Wade then sought leave to file an amended complaint, so that he could request a declaration that the defendants violated his constitutional rights, dismissal of the state criminal charges against him, and unspecified damages. The district judge denied leave to amend, reiterating that he could not review the state court’s rulings in a pending criminal matter.

One week later, Wade pleaded guilty to possessing a controlled substance. See 720 ILCS 570/401(c). According to the state court’s docket, he was sentenced to five years’ imprisonment, and he did not appeal.

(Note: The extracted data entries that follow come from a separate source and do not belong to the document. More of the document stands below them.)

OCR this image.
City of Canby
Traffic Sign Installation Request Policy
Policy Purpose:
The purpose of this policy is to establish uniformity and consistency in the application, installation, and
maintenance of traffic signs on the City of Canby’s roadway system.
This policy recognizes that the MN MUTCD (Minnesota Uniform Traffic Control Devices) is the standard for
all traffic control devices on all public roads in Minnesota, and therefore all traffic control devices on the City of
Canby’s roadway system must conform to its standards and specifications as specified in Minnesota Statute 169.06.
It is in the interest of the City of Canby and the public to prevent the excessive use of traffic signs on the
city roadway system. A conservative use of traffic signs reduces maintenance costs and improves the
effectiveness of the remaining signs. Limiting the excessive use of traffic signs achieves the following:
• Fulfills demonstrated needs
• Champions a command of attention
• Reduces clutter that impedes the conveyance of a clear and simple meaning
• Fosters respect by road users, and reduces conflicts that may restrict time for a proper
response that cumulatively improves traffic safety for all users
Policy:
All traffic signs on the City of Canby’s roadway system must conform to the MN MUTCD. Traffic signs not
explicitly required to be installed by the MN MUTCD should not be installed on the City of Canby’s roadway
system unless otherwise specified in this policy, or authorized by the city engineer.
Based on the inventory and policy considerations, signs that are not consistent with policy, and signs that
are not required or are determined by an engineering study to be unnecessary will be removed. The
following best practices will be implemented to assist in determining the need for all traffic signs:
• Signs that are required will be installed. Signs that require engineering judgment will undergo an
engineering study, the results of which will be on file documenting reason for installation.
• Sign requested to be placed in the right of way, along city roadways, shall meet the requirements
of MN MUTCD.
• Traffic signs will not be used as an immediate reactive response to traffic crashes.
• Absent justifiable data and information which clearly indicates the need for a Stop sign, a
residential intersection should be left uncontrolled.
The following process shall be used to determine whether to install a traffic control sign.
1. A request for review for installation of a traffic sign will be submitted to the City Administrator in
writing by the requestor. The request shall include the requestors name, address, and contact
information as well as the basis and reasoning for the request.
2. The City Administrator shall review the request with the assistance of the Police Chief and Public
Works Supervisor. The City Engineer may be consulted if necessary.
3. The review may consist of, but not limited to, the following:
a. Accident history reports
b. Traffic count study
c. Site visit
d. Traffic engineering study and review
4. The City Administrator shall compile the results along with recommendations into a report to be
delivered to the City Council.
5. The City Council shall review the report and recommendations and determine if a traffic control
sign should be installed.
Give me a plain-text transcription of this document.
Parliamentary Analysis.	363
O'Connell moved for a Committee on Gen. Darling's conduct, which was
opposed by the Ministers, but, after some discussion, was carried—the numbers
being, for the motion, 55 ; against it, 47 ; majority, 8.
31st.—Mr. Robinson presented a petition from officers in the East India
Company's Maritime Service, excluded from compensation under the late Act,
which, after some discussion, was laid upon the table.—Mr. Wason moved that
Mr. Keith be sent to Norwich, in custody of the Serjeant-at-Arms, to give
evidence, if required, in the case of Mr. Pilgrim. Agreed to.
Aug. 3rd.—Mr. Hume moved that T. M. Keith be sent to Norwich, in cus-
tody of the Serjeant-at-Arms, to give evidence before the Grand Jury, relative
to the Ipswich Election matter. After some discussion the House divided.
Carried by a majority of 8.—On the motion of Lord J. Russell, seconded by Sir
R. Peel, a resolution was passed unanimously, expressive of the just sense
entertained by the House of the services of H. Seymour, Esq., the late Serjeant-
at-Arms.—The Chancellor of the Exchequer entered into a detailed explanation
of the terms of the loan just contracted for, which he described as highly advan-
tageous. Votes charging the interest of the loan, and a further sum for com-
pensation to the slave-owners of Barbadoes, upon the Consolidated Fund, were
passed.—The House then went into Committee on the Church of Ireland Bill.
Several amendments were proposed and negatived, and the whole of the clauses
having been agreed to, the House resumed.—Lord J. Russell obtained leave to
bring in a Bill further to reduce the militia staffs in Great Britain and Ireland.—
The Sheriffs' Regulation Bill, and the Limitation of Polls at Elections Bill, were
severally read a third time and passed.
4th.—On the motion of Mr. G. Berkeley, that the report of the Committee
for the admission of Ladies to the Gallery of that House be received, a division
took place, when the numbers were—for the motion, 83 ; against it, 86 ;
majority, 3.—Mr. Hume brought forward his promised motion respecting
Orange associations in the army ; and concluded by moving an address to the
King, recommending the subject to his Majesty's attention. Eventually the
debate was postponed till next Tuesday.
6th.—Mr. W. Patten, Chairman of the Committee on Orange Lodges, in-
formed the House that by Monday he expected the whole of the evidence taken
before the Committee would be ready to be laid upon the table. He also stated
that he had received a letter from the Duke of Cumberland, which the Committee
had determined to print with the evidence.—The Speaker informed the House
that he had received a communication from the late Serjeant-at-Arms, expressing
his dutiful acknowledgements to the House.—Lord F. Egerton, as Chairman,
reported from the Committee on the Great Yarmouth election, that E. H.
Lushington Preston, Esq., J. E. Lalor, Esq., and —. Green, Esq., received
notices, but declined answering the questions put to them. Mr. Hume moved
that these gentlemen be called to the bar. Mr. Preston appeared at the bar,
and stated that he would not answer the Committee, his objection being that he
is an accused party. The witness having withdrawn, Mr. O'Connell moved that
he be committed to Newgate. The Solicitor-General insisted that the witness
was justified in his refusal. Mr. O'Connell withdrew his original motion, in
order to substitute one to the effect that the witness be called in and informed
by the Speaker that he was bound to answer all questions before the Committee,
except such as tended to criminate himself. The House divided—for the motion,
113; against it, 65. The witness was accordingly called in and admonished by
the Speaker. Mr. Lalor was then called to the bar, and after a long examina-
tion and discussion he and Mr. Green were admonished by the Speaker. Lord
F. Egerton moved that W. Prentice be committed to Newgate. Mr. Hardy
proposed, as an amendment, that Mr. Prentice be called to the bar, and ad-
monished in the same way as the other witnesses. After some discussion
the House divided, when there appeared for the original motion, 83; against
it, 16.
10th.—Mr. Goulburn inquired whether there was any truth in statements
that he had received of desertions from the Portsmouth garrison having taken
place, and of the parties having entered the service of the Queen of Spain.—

On appeal, Wade argues that the district judge should have given him the opportunity to amend his complaint at least once. Judges ordinarily should give a pro se plaintiff at least one opportunity to amend a complaint unless amendment would be futile. See Perez v. Fenoglio, 792 F.3d 768, 783 (7th Cir. 2015); Gonzalez-Koeneke v. West, 791 F.3d 801, 807 (7th Cir. 2015). Any amendment here would be futile. Wade’s proposed amended complaint sought relief—a declaration and injunction preventing the state from prosecuting him—that would interfere with his pending state-court criminal case. As the district court concluded, federal courts normally should abstain from exercising jurisdiction over federal constitutional claims that would interrupt ongoing state-court proceedings. Younger, 401 U.S. at 40–41, 91 S.Ct. 746; Courthouse News Serv. v. Brown, 908 F.3d 1063, 1071–74 (7th Cir. 2018). The dismissal on abstention grounds, however, should have been without prejudice, see, e.g., Courthouse News Serv., 908 F.3d at 1075, so we modify the judgment to reflect that Wade’s claims for injunctive and declaratory relief are dismissed without prejudice.

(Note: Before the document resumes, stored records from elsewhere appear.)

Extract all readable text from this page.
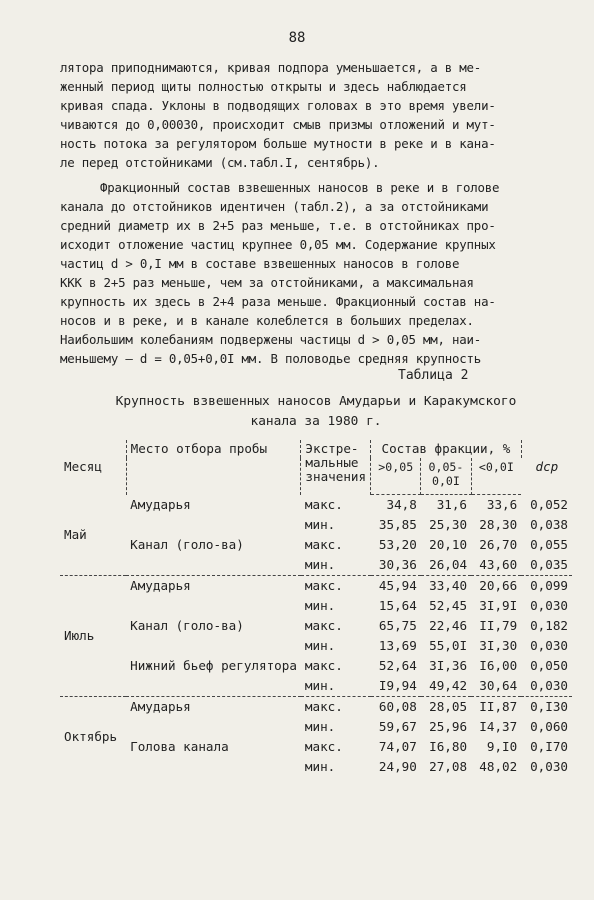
88
лятора приподнимаются, кривая подпора уменьшается, а в ме-
женный период щиты полностью открыты и здесь наблюдается
кривая спада. Уклоны в подводящих головах в это время увели-
чиваются до 0,00030, происходит смыв призмы отложений и мут-
ность потока за регулятором больше мутности в реке и в кана-
ле перед отстойниками (см.табл.I, сентябрь).
Фракционный состав взвешенных наносов в реке и в голове
канала до отстойников идентичен (табл.2), а за отстойниками
средний диаметр их в 2+5 раз меньше, т.е. в отстойниках про-
исходит отложение частиц крупнее 0,05 мм. Содержание крупных
частиц d > 0,I мм в составе взвешенных наносов в голове
ККК в 2+5 раз меньше, чем за отстойниками, а максимальная
крупность их здесь в 2+4 раза меньше. Фракционный состав на-
носов и в реке, и в канале колеблется в больших пределах.
Наибольшим колебаниям подвержены частицы d > 0,05 мм, наи-
меньшему – d = 0,05+0,0I мм. В половодье средняя крупность
Таблица 2
Крупность взвешенных наносов Амударьи и Каракумского
канала за 1980 г.
Месяц	Место отбора пробы	Экстре-мальные значения	Состав фракции, %			dср
			>0,05	0,05-0,0I	<0,0I	
Май	Амударья	макс.	34,8	31,6	33,6	0,052
		мин.	35,85	25,30	28,30	0,038
	Канал (голо-ва)	макс.	53,20	20,10	26,70	0,055
		мин.	30,36	26,04	43,60	0,035
Июль	Амударья	макс.	45,94	33,40	20,66	0,099
		мин.	15,64	52,45	3I,9I	0,030
	Канал (голо-ва)	макс.	65,75	22,46	II,79	0,182
		мин.	13,69	55,0I	3I,30	0,030
	Нижний бьеф регулятора	макс.	52,64	3I,36	I6,00	0,050
		мин.	I9,94	49,42	30,64	0,030
Октябрь	Амударья	макс.	60,08	28,05	II,87	0,I30
		мин.	59,67	25,96	I4,37	0,060
	Голова канала	макс.	74,07	I6,80	9,I0	0,I70
		мин.	24,90	27,08	48,02	0,030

That leaves Wade’s request for damages, which the district judge bypassed when denying leave to amend. It is not clear whether Younger would block a request for damages in this case because Wade might not have been allowed to pursue damages in his criminal proceedings. See Deakins v. Monaghan, 484 U.S. 193, 201–02, 108 S.Ct. 523, 98 L.Ed.2d 529 (1988); Simpson v. Rowan, 73 F.3d 134, 138–39 & n.8 (7th Cir. 1995); Nelson v. Murphy, 44 F.3d 497, 502 (7th Cir. 1995).

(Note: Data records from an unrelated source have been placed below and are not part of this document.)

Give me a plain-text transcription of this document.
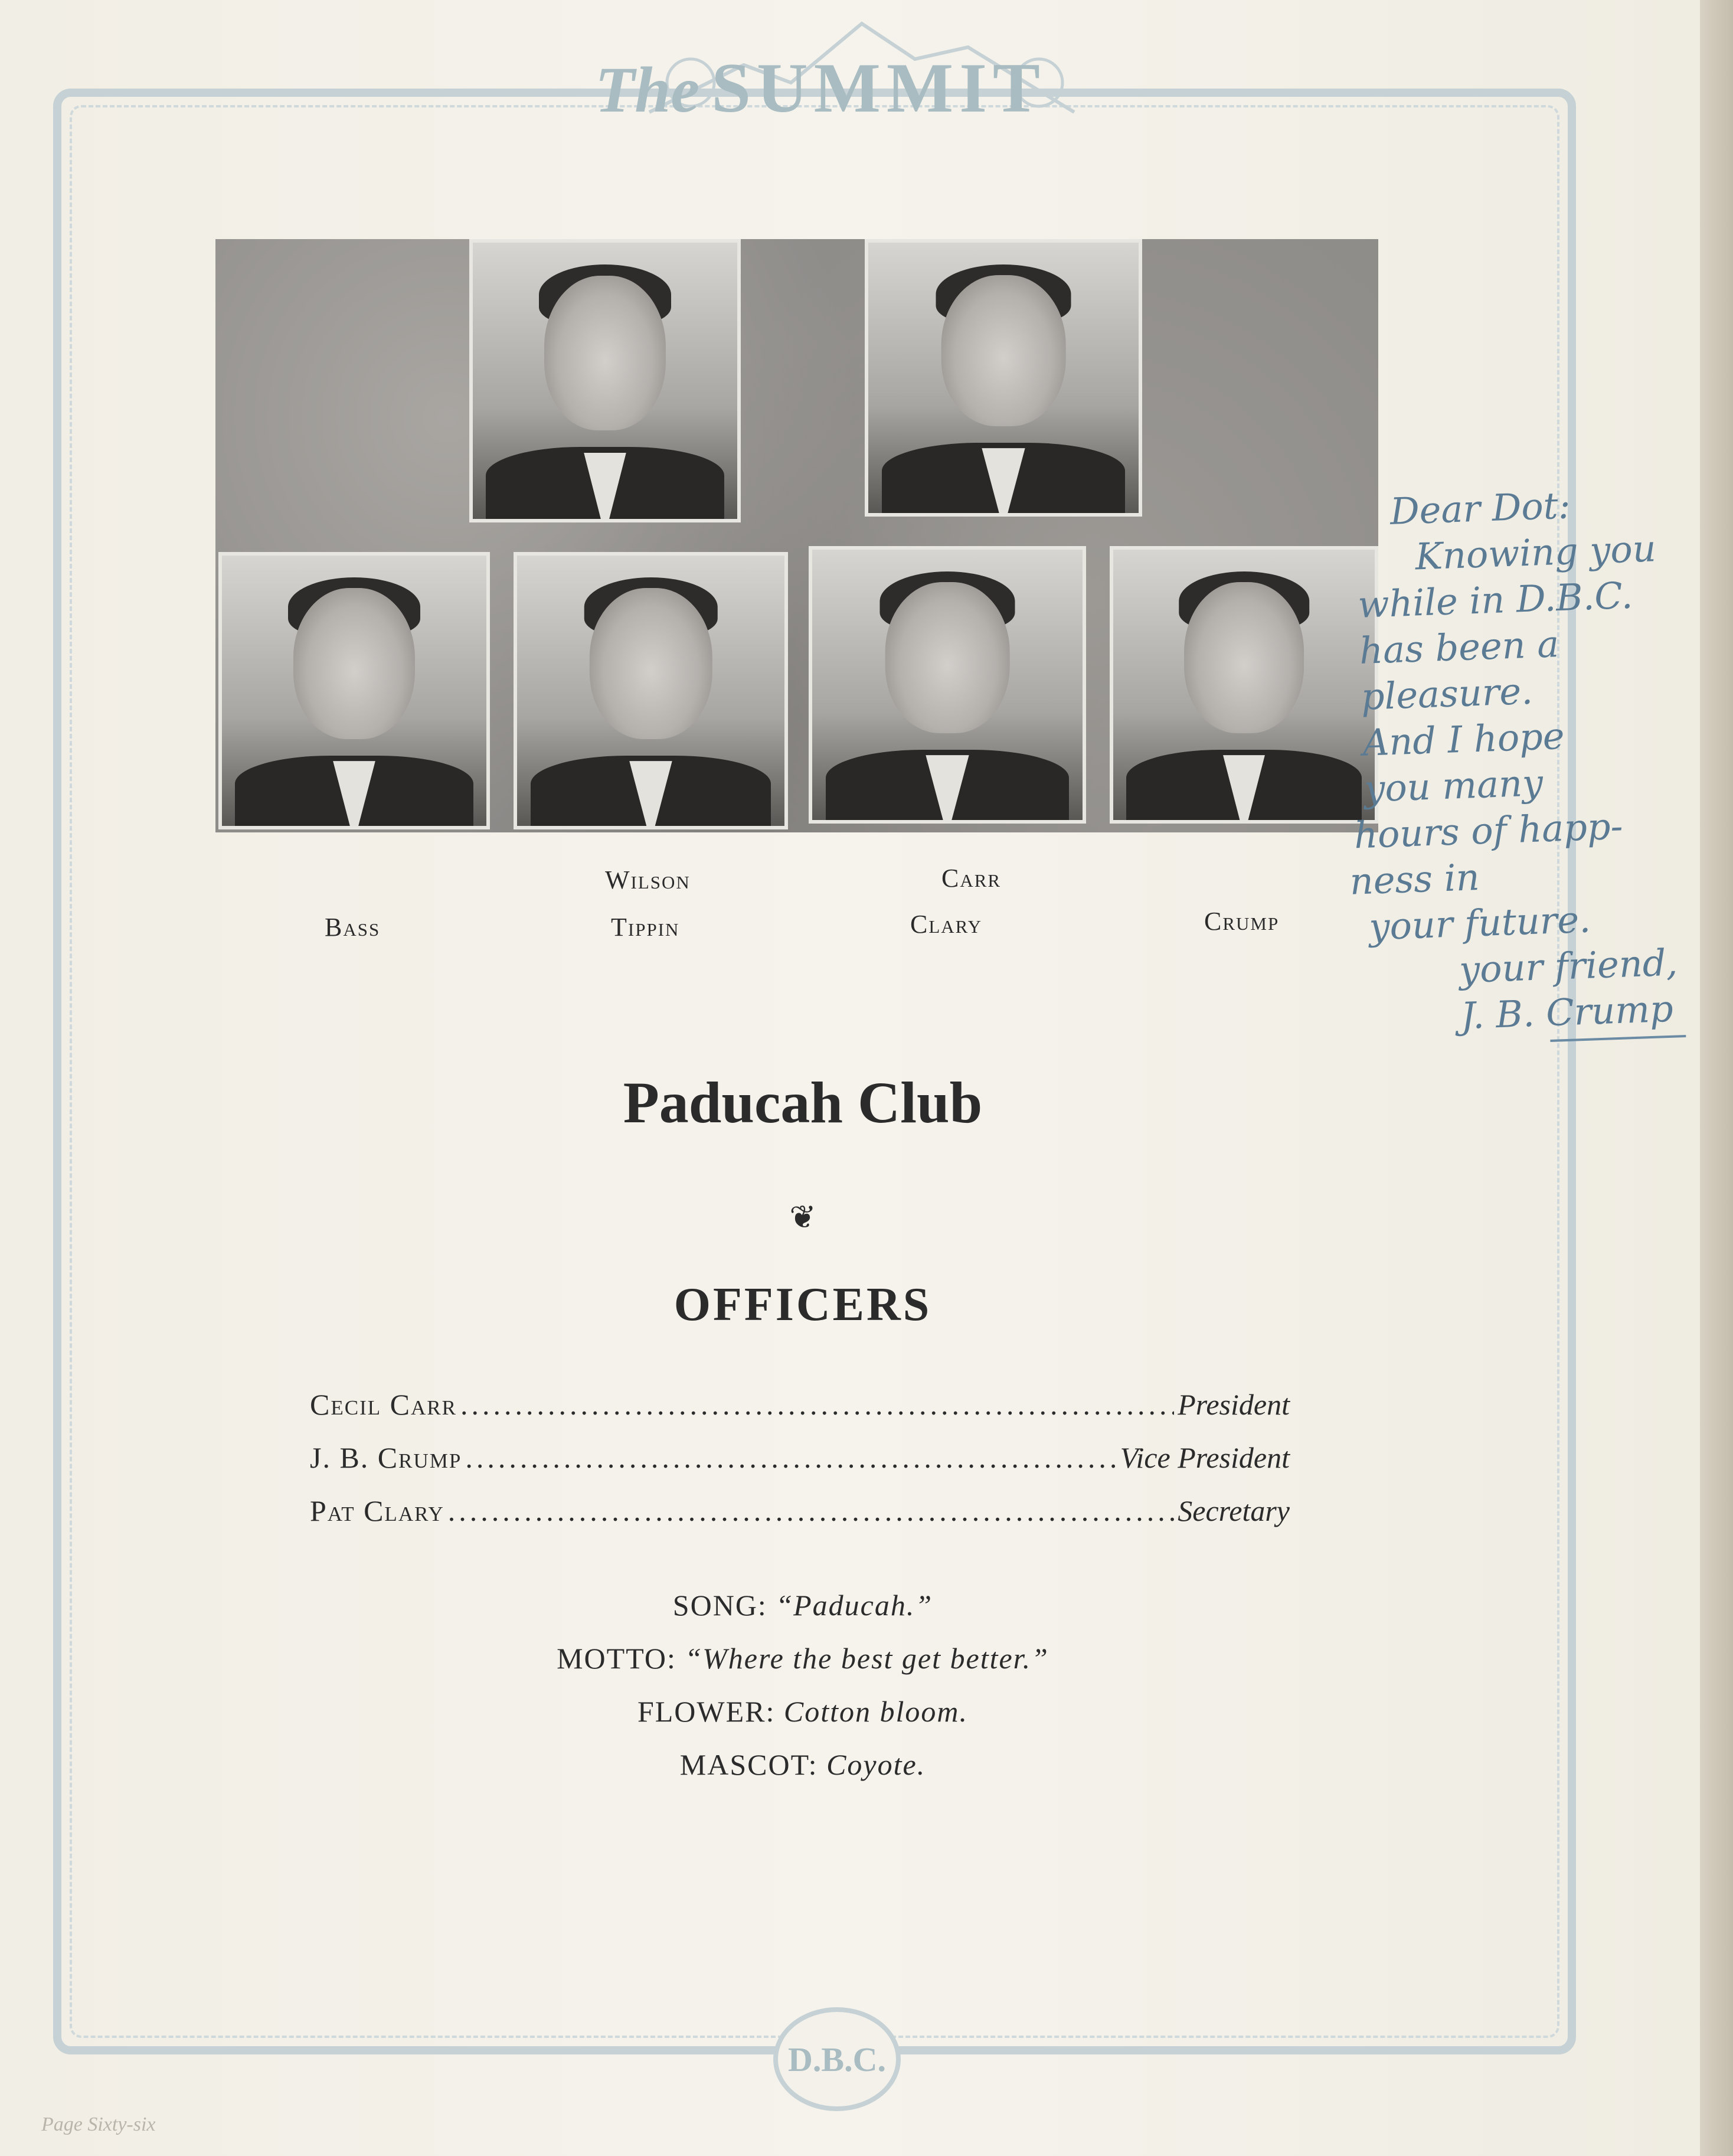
The SUMMIT
Wilson	Carr
Bass	Tippin	Clary	Crump
Dear Dot:
Knowing you
while in D.B.C.
has been a
pleasure.
And I hope
you many
hours of happ-
ness in
your future.
your friend,
J. B. Crump
Paducah Club
❦
OFFICERS
Cecil Carr .....	President
J. B. Crump .....	Vice President
Pat Clary .....	Secretary
SONG: “Paducah.”
MOTTO: “Where the best get better.”
FLOWER: Cotton bloom.
MASCOT: Coyote.
D.B.C.
Page Sixty-six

Nevertheless, Wade’s request to add a Fourth Amendment claim for damages was futile because of the doctrine of issue preclusion. Because the Full Faith and Credit Act, 28 U.S.C. § 1738, requires us to give a state-court judgment the same preclusive effect they would have in state court, the preclusion rules of Illinois apply. See Walczak v. Chi. Bd. of Educ., 739 F.3d 1013, 1016 (7th Cir. 2014). In Illinois, an issue litigated in a prior proceeding may not be relitigated if the issues are identical, there was a final adjudication on the merits, and the party to be precluded was a party to the prior adjudication. See Allen v. McCurry, 449 U.S. 90, 103–05, 101 S.Ct. 411, 66 L.Ed.2d 308 (1980); Brown v. City of Chicago, 599 F.3d 772, 774 (7th Cir. 2010); Talarico v. Dunlap, 177 Ill.2d 185, 226 Ill.Dec. 222, 685 N.E.2d 325, 328 (1997). In denying Wade’s suppression motions, the state-court judge determined that probable cause existed to detain him, and Wade did not appeal his conviction after he pleaded guilty. Wade thus had a full and fair opportunity to litigate his claim, which was decided against him, and the existence of probable cause defeats his proposed claim for damages. See Burritt v. Ditlefsen, 807 F.3d 239, 249 (7th Cir. 2015). This case therefore resembles those in which a plaintiff was collaterally estopped from relitigating Fourth Amendment claims lost at a criminal suppression hearing, see Allen, 449 U.S. at 103–05, 101 S.Ct. 411; Guenther v. Holmgreen, 738 F.2d 879, 883–85 (7th Cir. 1984), so we see no abuse of discretion in the judge’s denial of leave to amend.

We MODIFY the district court’s judgment to reflect that those claims of Wade’s that are blocked by Younger abstention are dismissed without prejudice. We AFFIRM the judgment in all other respects.